Jesus, impelido pelo Espírito, enfrenta no deserto as forças do mal e vence (Mc 1, 12-15). Doravante, acompanhá-lo-emos em sua subida a Jerusalém, obediente ao Pai. Será a verdadeira prova, na doação até a morte, morte de cruz. Ele é como a arca que salvou Noé e os seus, através das águas do dilúvio. Com ele somos imersos no batismo e saímos renovados, numa nova e eterna Aliança.
Pedro recorda que, pelo Batismo, aderimos a Cristo e à salvação que Ele veio oferecer (1Pd 3, 18-22). Comprometemo-nos a segui-lo no caminho do serviço e dom da vida; em Cristo nos tornamos o princípio de uma nova humanidade.
A Quaresma é tempo de renovação e comunhão;de perdão e reconciliação; exige de nós um testemunho de total solidariedade com aqueles com os quais Cristo quis identificar-se. Convida-nos a mudar totalmente a mente e o coração, para escutarmos a voz do Senhor e o seu apelo de voltarmos para Ele, em novidade de vida, e a sermos cada vez mais sensíveis aos sofrimentos dos que nos rodeiam. Neste período quaresmal, é salutar a busca do perdão de Deus através do Sacramento da Reconciliação; é salutar oferecer o perdão aos que conosco convivem e assim, chegarmos preparados e reconciliados para a Páscoa.

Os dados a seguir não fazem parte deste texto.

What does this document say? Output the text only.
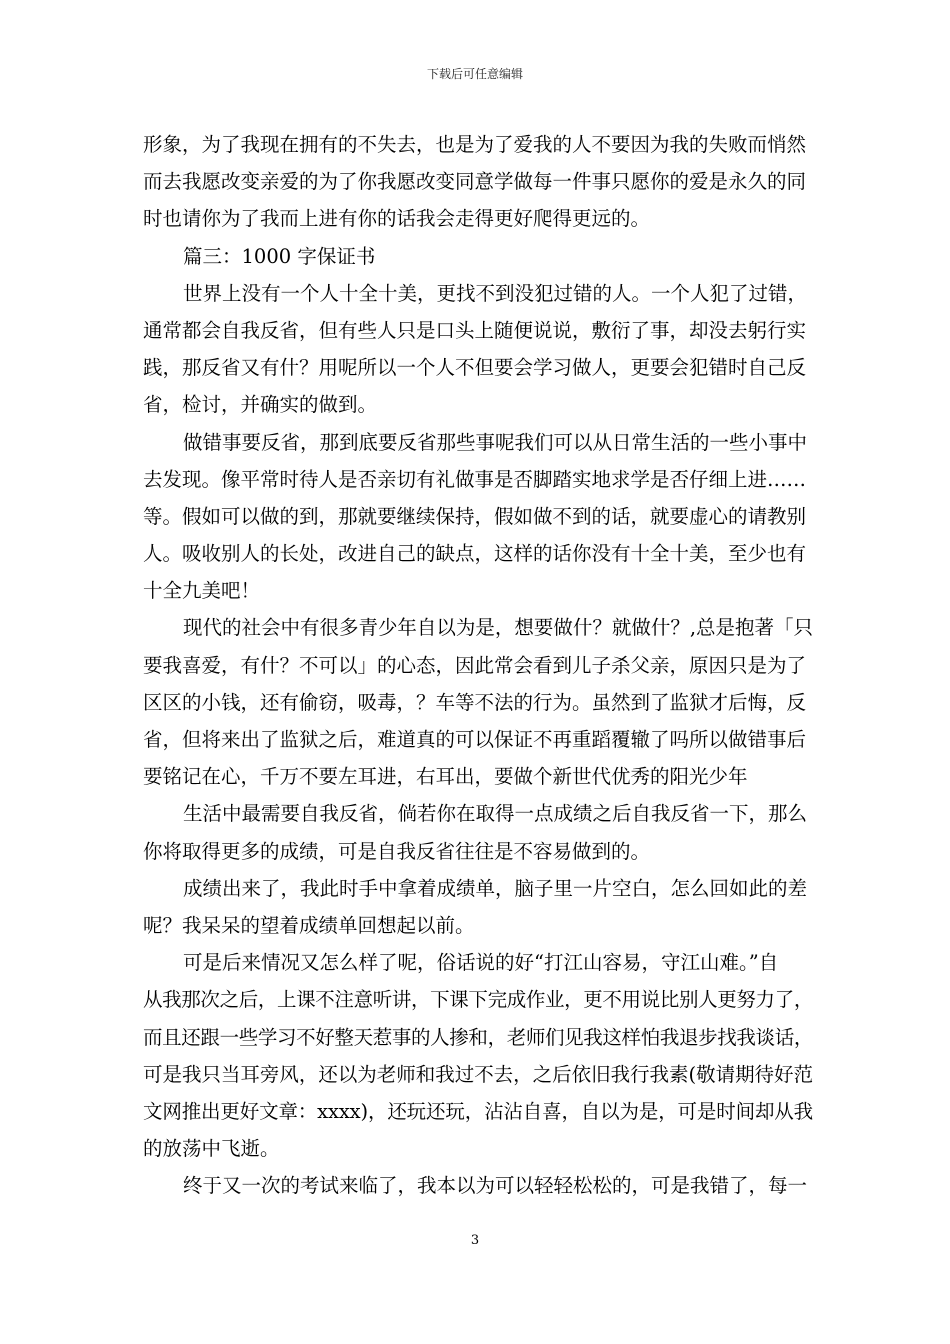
下载后可任意编辑
形象，为了我现在拥有的不失去，也是为了爱我的人不要因为我的失败而悄然
而去我愿改变亲爱的为了你我愿改变同意学做每一件事只愿你的爱是永久的同
时也请你为了我而上进有你的话我会走得更好爬得更远的。
篇三：1000 字保证书
世界上没有一个人十全十美，更找不到没犯过错的人。一个人犯了过错，
通常都会自我反省，但有些人只是口头上随便说说，敷衍了事，却没去躬行实
践，那反省又有什？用呢所以一个人不但要会学习做人，更要会犯错时自己反
省，检讨，并确实的做到。
做错事要反省，那到底要反省那些事呢我们可以从日常生活的一些小事中
去发现。像平常时待人是否亲切有礼做事是否脚踏实地求学是否仔细上进……
等。假如可以做的到，那就要继续保持，假如做不到的话，就要虚心的请教别
人。吸收别人的长处，改进自己的缺点，这样的话你没有十全十美，至少也有
十全九美吧！
现代的社会中有很多青少年自以为是，想要做什？就做什？,总是抱著「只
要我喜爱，有什？不可以」的心态，因此常会看到儿子杀父亲，原因只是为了
区区的小钱，还有偷窃，吸毒，？车等不法的行为。虽然到了监狱才后悔，反
省，但将来出了监狱之后，难道真的可以保证不再重蹈覆辙了吗所以做错事后
要铭记在心，千万不要左耳进，右耳出，要做个新世代优秀的阳光少年
生活中最需要自我反省，倘若你在取得一点成绩之后自我反省一下，那么
你将取得更多的成绩，可是自我反省往往是不容易做到的。
成绩出来了，我此时手中拿着成绩单，脑子里一片空白，怎么回如此的差
呢？我呆呆的望着成绩单回想起以前。
可是后来情况又怎么样了呢，俗话说的好“打江山容易，守江山难。”自
从我那次之后，上课不注意听讲，下课下完成作业，更不用说比别人更努力了，
而且还跟一些学习不好整天惹事的人掺和，老师们见我这样怕我退步找我谈话，
可是我只当耳旁风，还以为老师和我过不去，之后依旧我行我素(敬请期待好范
文网推出更好文章：xxxx)，还玩还玩，沾沾自喜，自以为是，可是时间却从我
的放荡中飞逝。
终于又一次的考试来临了，我本以为可以轻轻松松的，可是我错了，每一
3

A Campanha da Fraternidade, cuja abertura aconteceu 4ª Feira de Cinzas, é uma das principais expressões de vivência do amor fraterno neste período. Tem como tema “Fraternidade: Igreja e Sociedade” e lema “Eu vim para servir” (Mc 10,45) e por objetivo geral, aprofundar o diálogo e a colaboração entre a Igreja e a sociedade, propostos pelo Concílio Ecumênico Vaticano II, como serviço ao povo brasileiro, para a edificação do Reino de Deus.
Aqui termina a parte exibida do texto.